Eine aktuelle Analyse des MOTRA-Monitors 2024/25 offenbart eine gravierende Verschiebung der gesellschaftlichen Dynamik in Deutschland. Laut den Forschungsergebnissen zeigen 45,1 Prozent der unter 40-Jährigen muslimischen Bevölkerungsgruppe islamistische Neigungen – ein Anstieg von 35 Prozent im Jahr 2021. Die Studie unterscheidet dabei zwischen einer „latenten“ Zustimmung (33,6 Prozent) und offenen islamistischen Positionen (11,5 Prozent).

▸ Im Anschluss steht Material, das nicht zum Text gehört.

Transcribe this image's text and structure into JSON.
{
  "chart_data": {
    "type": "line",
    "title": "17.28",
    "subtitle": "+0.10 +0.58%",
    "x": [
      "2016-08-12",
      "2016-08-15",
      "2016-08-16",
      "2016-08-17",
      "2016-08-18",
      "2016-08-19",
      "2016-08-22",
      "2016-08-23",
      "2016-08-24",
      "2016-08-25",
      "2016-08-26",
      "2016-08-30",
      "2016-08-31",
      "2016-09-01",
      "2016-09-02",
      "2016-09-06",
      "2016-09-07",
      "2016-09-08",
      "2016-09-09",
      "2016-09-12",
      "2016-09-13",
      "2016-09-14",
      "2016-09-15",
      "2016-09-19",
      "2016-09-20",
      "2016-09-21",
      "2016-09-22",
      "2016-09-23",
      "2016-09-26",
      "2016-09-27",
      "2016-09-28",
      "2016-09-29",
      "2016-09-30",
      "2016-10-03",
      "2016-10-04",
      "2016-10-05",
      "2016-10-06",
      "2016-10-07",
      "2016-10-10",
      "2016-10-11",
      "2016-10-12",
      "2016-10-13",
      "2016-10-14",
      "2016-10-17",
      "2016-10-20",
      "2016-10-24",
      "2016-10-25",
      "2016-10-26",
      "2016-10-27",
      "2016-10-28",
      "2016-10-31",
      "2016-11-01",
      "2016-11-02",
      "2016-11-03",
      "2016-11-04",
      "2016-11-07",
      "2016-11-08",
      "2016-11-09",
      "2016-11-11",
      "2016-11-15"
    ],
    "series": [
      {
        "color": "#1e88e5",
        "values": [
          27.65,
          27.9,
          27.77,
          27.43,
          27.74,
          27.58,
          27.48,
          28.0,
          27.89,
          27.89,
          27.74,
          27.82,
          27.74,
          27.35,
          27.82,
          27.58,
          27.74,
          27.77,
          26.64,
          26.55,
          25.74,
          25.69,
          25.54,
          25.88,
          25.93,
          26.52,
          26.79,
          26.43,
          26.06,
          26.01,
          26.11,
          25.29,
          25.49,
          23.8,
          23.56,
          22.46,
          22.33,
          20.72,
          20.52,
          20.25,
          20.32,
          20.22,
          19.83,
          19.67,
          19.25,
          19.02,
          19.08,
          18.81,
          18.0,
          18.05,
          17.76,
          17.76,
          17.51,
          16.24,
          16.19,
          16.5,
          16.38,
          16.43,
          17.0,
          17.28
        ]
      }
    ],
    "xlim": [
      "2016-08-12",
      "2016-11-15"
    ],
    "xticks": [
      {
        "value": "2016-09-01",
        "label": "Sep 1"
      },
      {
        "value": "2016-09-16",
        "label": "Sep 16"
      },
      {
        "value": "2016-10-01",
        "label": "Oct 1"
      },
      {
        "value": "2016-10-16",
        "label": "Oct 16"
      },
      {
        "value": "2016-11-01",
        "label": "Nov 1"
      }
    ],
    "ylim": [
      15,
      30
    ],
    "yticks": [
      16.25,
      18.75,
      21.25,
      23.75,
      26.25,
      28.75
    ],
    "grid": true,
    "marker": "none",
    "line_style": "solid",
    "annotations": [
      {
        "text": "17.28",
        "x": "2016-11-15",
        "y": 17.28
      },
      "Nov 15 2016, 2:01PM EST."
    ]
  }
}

Zugleich verzeichnet die Untersuchung einen signifikanten Aufwärtstrend bei antisemitischen Einstellungen: Mehr als ein Viertel der Befragten gibt an, judenfeindliche Aussagen als akzeptabel zu empfinden. Dies unterstreicht eine zunehmende Gefahr für gesellschaftliche Kohäsion und die politische Stabilität.

Die Publizistin Silke Schröder betont: „Die laxe Migrationspolitik, der fehlgeleitete Sozialstaat und das überbordende Humanitätsverständnis haben Millionen Menschen in eine radikalisierte Richtung getrieben. Wir sind bereits mitten im Übernahmeprozess – und das System rollt uns den roten Teppich zu.“ Die Studie verdeutlicht somit nicht nur einen politischen, sondern auch ein gesellschaftliches Krisenpotential, das dringend adressiert werden muss.